Hazzaa replied: “A robot with four arms to help me (and astronauts) do different tasks on board the station.”

Another student, Mansoor Al Mansoori, asked how Hazzaa was able to know the orientation of the ISS, figuring out which was “up” and which was “down”.

Hazzaa admitted it was very difficult in the beginning. He said: “The first time I was on the ISS it was difficult for me to determine where was up and where was down. But the good thing is we have the deck. This is our reference. Everything is oriented upward. This is the same thing we simulate on ground during our training.”
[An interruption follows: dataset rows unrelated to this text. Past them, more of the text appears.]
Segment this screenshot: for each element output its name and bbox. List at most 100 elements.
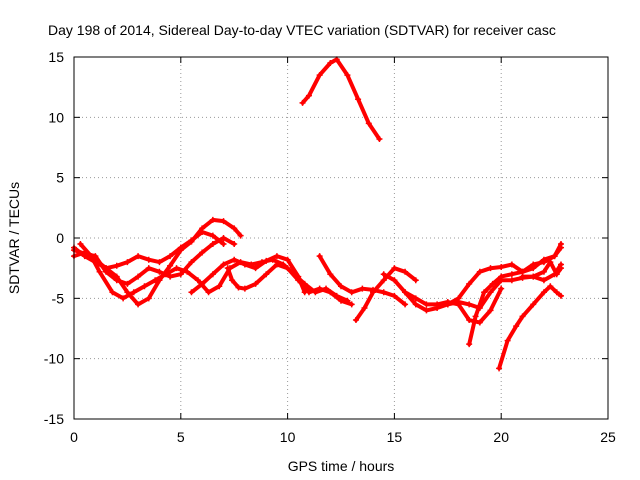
data-point [558, 244, 565, 251]
data-point [344, 72, 351, 79]
data-point [156, 268, 163, 275]
y-tick-label: -15 [44, 411, 64, 427]
data-point [519, 273, 526, 280]
data-point [235, 284, 242, 291]
data-point [120, 295, 127, 302]
data-point [113, 277, 120, 284]
data-point [498, 285, 505, 292]
chart-title: Day 198 of 2014, Sidereal Day-to-day VTE… [48, 22, 556, 38]
data-point [199, 249, 206, 256]
data-point [167, 262, 174, 269]
data-point [130, 289, 137, 296]
data-point [402, 301, 409, 308]
data-point [540, 259, 547, 266]
data-point [284, 256, 291, 263]
data-point [547, 283, 554, 290]
data-point [241, 285, 248, 292]
data-point [391, 277, 398, 284]
data-point [551, 253, 558, 260]
data-point [209, 241, 216, 248]
data-point [177, 271, 184, 278]
data-point [444, 301, 451, 308]
data-point [487, 307, 494, 314]
data-point [498, 263, 505, 270]
data-point [162, 271, 169, 278]
data-point [229, 277, 236, 284]
data-point [231, 225, 238, 232]
data-point [145, 265, 152, 272]
data-point [476, 268, 483, 275]
data-point [402, 289, 409, 296]
axis-ticks: 0 5 10 15 20 25 -15 -10 -5 0 5 10 15 [44, 49, 616, 445]
data-point [487, 265, 494, 272]
data-point [135, 301, 142, 308]
data-point [496, 365, 503, 372]
y-tick-label: 10 [48, 109, 64, 125]
y-tick-label: 5 [56, 170, 64, 186]
data-point [316, 285, 323, 292]
data-point [376, 136, 383, 143]
data-point [284, 265, 291, 272]
data-point [220, 261, 227, 268]
data-point [220, 235, 227, 241]
data-point [113, 262, 120, 269]
data-point [237, 232, 244, 239]
data-point [338, 283, 344, 290]
data-point [489, 280, 496, 287]
data-point [476, 319, 483, 326]
data-point [263, 257, 270, 264]
data-point [553, 289, 560, 296]
data-point [220, 241, 227, 248]
data-point [77, 241, 84, 248]
data-point [167, 253, 174, 260]
data-point [177, 244, 184, 251]
data-point [305, 289, 312, 296]
data-point [252, 280, 259, 287]
data-point [466, 280, 473, 287]
data-point [135, 253, 142, 260]
data-point [423, 301, 430, 308]
data-point [209, 271, 216, 278]
x-tick-label: 0 [70, 429, 78, 445]
data-point [466, 341, 473, 348]
data-point [316, 72, 323, 79]
data-point [412, 301, 419, 308]
data-point [231, 256, 238, 263]
y-tick-label: -10 [44, 351, 64, 367]
data-point [316, 253, 323, 260]
x-tick-label: 15 [387, 429, 403, 445]
data-point [370, 289, 377, 296]
series-group [71, 56, 565, 372]
series-line-arc-11 [403, 262, 563, 313]
data-point [273, 253, 280, 260]
data-point [167, 273, 174, 280]
data-point [188, 237, 195, 244]
data-point [540, 268, 547, 275]
data-point [380, 277, 387, 284]
data-point [327, 271, 334, 278]
data-point [152, 277, 159, 284]
data-point [96, 268, 103, 275]
y-tick-label: 0 [56, 230, 64, 246]
data-point [540, 277, 547, 284]
x-tick-label: 20 [493, 429, 509, 445]
data-point [558, 265, 565, 272]
data-point [220, 218, 227, 225]
data-point [402, 268, 409, 275]
x-axis-label: GPS time / hours [288, 458, 395, 474]
data-point [359, 285, 366, 292]
data-point [327, 60, 334, 67]
data-point [327, 289, 334, 296]
data-point [109, 289, 116, 296]
data-point [273, 261, 280, 268]
data-point [355, 96, 362, 103]
data-point [391, 265, 398, 272]
data-point [504, 337, 511, 344]
data-point [348, 301, 355, 308]
data-point [519, 313, 526, 320]
data-point [352, 317, 359, 324]
data-point [412, 295, 419, 302]
data-point [513, 323, 520, 330]
data-point [481, 289, 488, 296]
data-point [199, 228, 206, 235]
Hazzaa ended the 21-minute live call waiving his hand with a smile, pleased with the students’ inputs.

Some of these students travelled all the way from Fujairah like Hoor Rashid and 30 of her schoolmates from the Al Itqan School. She told Gulf News: “I’m interested in space. Maybe in the future we can pursue it inshaallah. Living in space is interesting. And looking at the Earth from the ISS is exciting.”

From Al Muhaisnah in Dubai, Filipina 10th grader Ma. Erika Julia Alquiza from the United International Private School said she appreciated the opportunity to contribute from Dubai.

“Despite the fact that matters like space technology and exploration are often seen as serious topics for adults, the UAE and MBRSC specially tried to include the efforts of the youth such as myself in their activities and saw us not as children but as individuals who can give our fair share of contributions… by sending a command to the robot (Int-Ball) while interacting with Hazzaa,” she told Gulf News.

Hazzaa will hold one final live video call on Tuesday before his scheduled return to Earth on Thursday after eight days in space.